Scampering over the piles of bricks and rocks, Velvl noticed his school mate Shloymele.

 

“Shloymele!” he cried out, bending over him; Shloymele didn’t respond. His eyes were shut, and from his nostrils came shallow breathing. But Velvl didn’t notice his breathing. Right there on the spot, he decided to take Shloymele with him into the forest, even if he was no longer alive. He went to summon the Jewish partisan, telling him breathlessly:

 

“Come quick, quick!” he said, pulling the man by the hand.

“You found someone?” the man asked.

“Yes,” said Velvl, “It’s Sholem Aleichem.”

“Whaddaya mean, Sholem Aleichem?” the partisan rested his eyes on the boy. ‘You mean the writer?” “Yes,” said Velvl, “the writer.”

“Are you out of your mind?” the man asked, visibly annoyed. “You’ve picked some time to joke around. Sholem Aleichem the writer has been dead for years. He died in America.”

“Yeah, yeah, I know that, but this is the Little Sholem Aleichem.”

“Well congratulations!” the man shouted at Velvl. “The little Sholem Aleichem? Maybe next you’ll discover the medium-sized Sholem Aleichem!”

“I swear on my life I’m not joking,” Velvl said. “I recognize him. This is the Little Sholem Aleichem.

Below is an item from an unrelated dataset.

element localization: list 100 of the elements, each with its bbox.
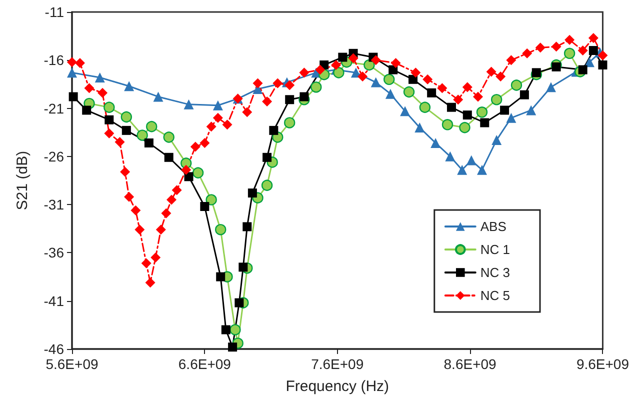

And if you won’t help me, I’ll drag him all by myself,” Velvl said,  into tears.

“That’s your fever talking, my child,” said the man more softly. “Come show me where he is, your Sholem Aleichem, because every moment is precious.”

 

Velvl led the Jewish partisan over to Shloymele, who lay motionless next to a pile of bricks. He bent over the boy, placing a fingertip to his nostrils and laying one ear to his heart.

 

“Strange,” said the man, “he’s breathing, but his heart isn’t beating.” He quickly unbuttoned the boy’s kaftan and spotted the thick volume from Sholem Aleichem’s Collected Works tied around Shloyme’s heart. The book’s cover was embossed in gold with a portrait of Sholem Aleichem. One of the author’s eyes had been pierced by a bullet. The partisan untied the string, picked up the book and rifled through its pages. The bullet had lodged midway through the volume, in the middle of a story called “Baranovitsh Station.”

 

Velvl laid his ear to Shloyme’s chest. “It’s beating, it’s beating!” Velvl exclaimed happily.

 

“Yes,” nodded the Jewish partisan. “Sholem Aleichem saved his life.”

 

He handed Velvl the book and lifted Shloyme from the ground. “Come!” he said, “Let’s get going before it’s too late.”

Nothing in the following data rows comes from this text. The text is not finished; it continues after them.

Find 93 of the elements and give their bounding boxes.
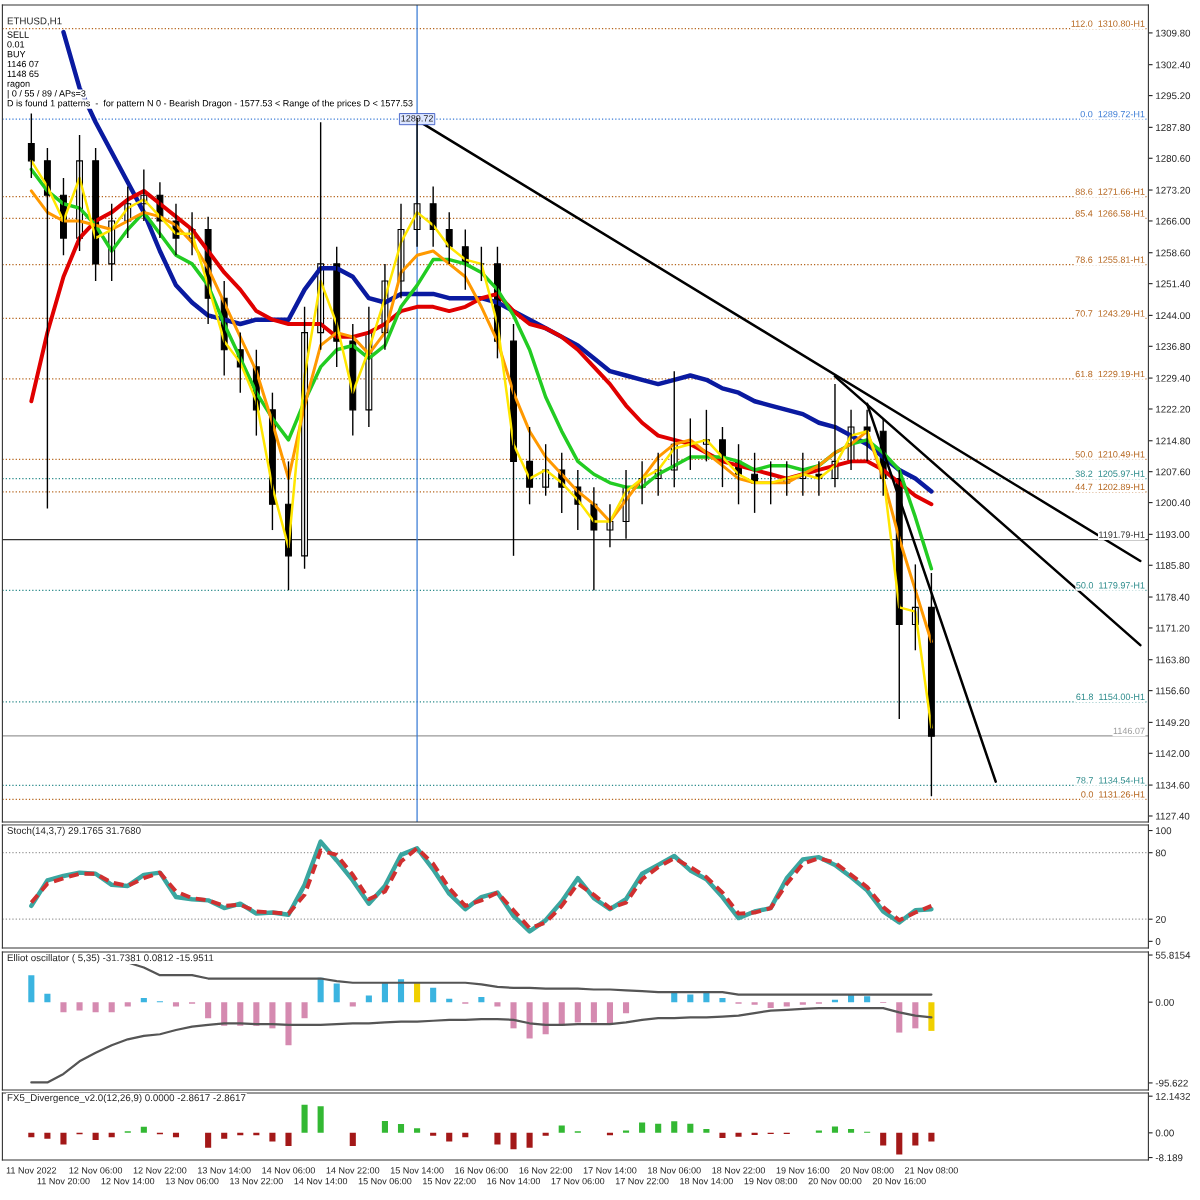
y-tick-label: 20	[1155, 915, 1166, 923]
y-tick-label: 80	[1155, 849, 1166, 857]
x-tick-label: 16 Nov 06:00	[455, 1167, 508, 1174]
x-tick-label: 15 Nov 14:00	[390, 1167, 444, 1174]
chart-title: Elliot oscillator ( 5,35) -31.7381 0.0812 -15.9511	[7, 954, 214, 964]
ref-line-label: 61.8 1154.00-H1	[1076, 693, 1145, 701]
ref-line-label: 0.0 1289.72-H1	[1080, 110, 1145, 118]
y-tick-label: 1309.80	[1156, 29, 1191, 37]
y-tick-label: 1214.80	[1156, 437, 1191, 445]
annotation: SELL	[7, 31, 29, 38]
y-tick-label: 1280.60	[1156, 155, 1191, 162]
x-tick-label: 18 Nov 06:00	[648, 1167, 701, 1174]
y-tick-label: 1127.40	[1156, 812, 1190, 820]
y-tick-label: 1295.20	[1156, 92, 1191, 100]
x-tick-label: 15 Nov 22:00	[423, 1177, 476, 1185]
ref-line-label: 0.0 1131.26-H1	[1081, 791, 1145, 798]
y-tick-label: 1193.00	[1156, 531, 1190, 538]
x-tick-label: 20 Nov 08:00	[840, 1167, 894, 1174]
y-tick-label: 1302.40	[1156, 61, 1191, 69]
y-tick-label: 1229.40	[1156, 374, 1191, 382]
x-tick-label: 14 Nov 06:00	[262, 1167, 315, 1174]
x-tick-label: 18 Nov 14:00	[680, 1177, 733, 1185]
x-tick-label: 16 Nov 14:00	[487, 1177, 541, 1185]
x-tick-label: 14 Nov 22:00	[326, 1167, 380, 1174]
y-tick-label: 0.00	[1155, 998, 1174, 1006]
y-tick-label: 1163.80	[1156, 656, 1190, 664]
y-tick-label: 1134.60	[1156, 781, 1190, 789]
ref-line-label: 85.4 1266.58-H1	[1075, 210, 1145, 217]
y-tick-label: 1171.20	[1156, 624, 1190, 632]
x-tick-label: 11 Nov 20:00	[37, 1177, 90, 1185]
chart-title: FX5_Divergence_v2.0(12,26,9) 0.0000 -2.8617 -2.8617	[7, 1094, 246, 1104]
y-tick-label: 12.1432	[1156, 1092, 1190, 1100]
text: ETHUSD,H1	[7, 17, 62, 26]
y-tick-label: 0.00	[1155, 1129, 1174, 1137]
x-tick-label: 16 Nov 22:00	[519, 1167, 573, 1174]
ref-line-label: 70.7 1243.29-H1	[1075, 310, 1145, 317]
ref-line-label: 88.6 1271.66-H1	[1075, 188, 1145, 195]
x-tick-label: 15 Nov 06:00	[358, 1177, 412, 1185]
x-tick-label: 13 Nov 22:00	[230, 1177, 283, 1185]
y-tick-label: 1149.20	[1156, 719, 1190, 727]
x-tick-label: 14 Nov 14:00	[294, 1177, 348, 1185]
annotation: 1148 65	[7, 70, 39, 77]
annotation: 1146 07	[7, 60, 39, 68]
x-tick-label: 17 Nov 22:00	[615, 1177, 669, 1185]
x-tick-label: 20 Nov 00:00	[808, 1177, 862, 1185]
y-tick-label: 100	[1156, 827, 1172, 835]
x-tick-label: 12 Nov 06:00	[69, 1167, 123, 1174]
x-tick-label: 21 Nov 08:00	[905, 1167, 958, 1174]
y-tick-label: 1273.20	[1156, 186, 1191, 194]
annotation: 0.01	[7, 41, 25, 48]
y-tick-label: 1258.60	[1156, 249, 1191, 257]
y-tick-label: 1251.40	[1156, 280, 1191, 288]
y-tick-label: 1236.80	[1156, 343, 1191, 350]
ref-line-label: 1146.07	[1113, 727, 1145, 735]
ref-line-label: 112.0 1310.80-H1	[1071, 20, 1145, 27]
ref-line-label: 38.2 1205.97-H1	[1075, 470, 1145, 477]
ref-line-label: 50.0 1179.97-H1	[1076, 582, 1145, 589]
x-tick-label: 12 Nov 14:00	[101, 1177, 155, 1185]
annotation: ragon	[7, 81, 30, 89]
y-tick-label: 1222.20	[1156, 405, 1191, 413]
y-tick-label: 1156.60	[1156, 687, 1190, 695]
x-tick-label: 12 Nov 22:00	[133, 1167, 187, 1174]
ref-line-label: 50.0 1210.49-H1	[1075, 451, 1145, 458]
y-tick-label: 1200.40	[1156, 499, 1191, 507]
y-tick-label: 1178.40	[1156, 593, 1190, 601]
annotation: | 0 / 55 / 89 / APs=3	[7, 89, 86, 99]
ref-line-label: 78.6 1255.81-H1	[1075, 256, 1145, 263]
y-tick-label: 1185.80	[1156, 562, 1190, 569]
y-tick-label: 1142.00	[1156, 750, 1190, 757]
y-tick-label: 1244.00	[1156, 312, 1191, 320]
chart-title: Stoch(14,3,7) 29.1765 31.7680	[7, 826, 141, 836]
y-tick-label: 1266.00	[1156, 217, 1191, 225]
y-tick-label: 55.8154	[1155, 951, 1191, 959]
x-tick-label: 17 Nov 06:00	[551, 1177, 605, 1185]
ref-line-label: 1191.79-H1	[1099, 531, 1145, 538]
annotation: D is found 1 patterns - for pattern N 0 - Bearish Dragon - 1577.53 < Range of the prices D < 1577.53	[7, 99, 413, 109]
x-tick-label: 17 Nov 14:00	[583, 1167, 637, 1174]
y-tick-label: 1207.60	[1156, 468, 1191, 476]
ref-line-label: 61.8 1229.19-H1	[1075, 370, 1145, 378]
ref-line-label: 78.7 1134.54-H1	[1076, 777, 1145, 784]
x-tick-label: 20 Nov 16:00	[872, 1177, 926, 1185]
x-tick-label: 18 Nov 22:00	[712, 1167, 766, 1174]
x-tick-label: 19 Nov 16:00	[776, 1167, 830, 1174]
y-tick-label: -8.189	[1155, 1154, 1183, 1162]
x-tick-label: 13 Nov 06:00	[165, 1177, 219, 1185]
ref-line-label: 44.7 1202.89-H1	[1075, 483, 1145, 491]
x-tick-label: 11 Nov 2022	[6, 1167, 57, 1174]
x-tick-label: 13 Nov 14:00	[198, 1167, 251, 1174]
y-tick-label: -95.622	[1155, 1079, 1188, 1087]
y-tick-label: 0	[1155, 938, 1161, 945]
y-tick-label: 1287.80	[1156, 124, 1191, 131]
x-tick-label: 19 Nov 08:00	[744, 1177, 798, 1185]
annotation: BUY	[7, 51, 26, 58]
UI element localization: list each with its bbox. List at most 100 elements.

Later that evening, by a small fire in the woods, Velvl explained to the rest of the partisans and evacuees just who Shloyme was. He told them about how, in the Jewish schools of the ghetto, only a single volume of Sholem Aleichem’s Collected Works had remained. And since Shloymele was a nimble, agile kid who’d slipped through the Nazis’ fingers more than once, he was tasked with taking the book from one school to another. It was his duty to guard it, and he’d always carried out this obligation. Over time, he came to be known among the children and teachers as the Little Sholem Aleichem.

 

Here in the forest, Shloymele once again hid the book on his person at all times. And occasionally, the Jewish partisans would borrow it from him and hold a reading of Sholem Aleichem’s tales. But here in the forest he was no longer called “The Little Sholem Aleichem”; here he was called “Panie (Mister) Sholem Aleichem.”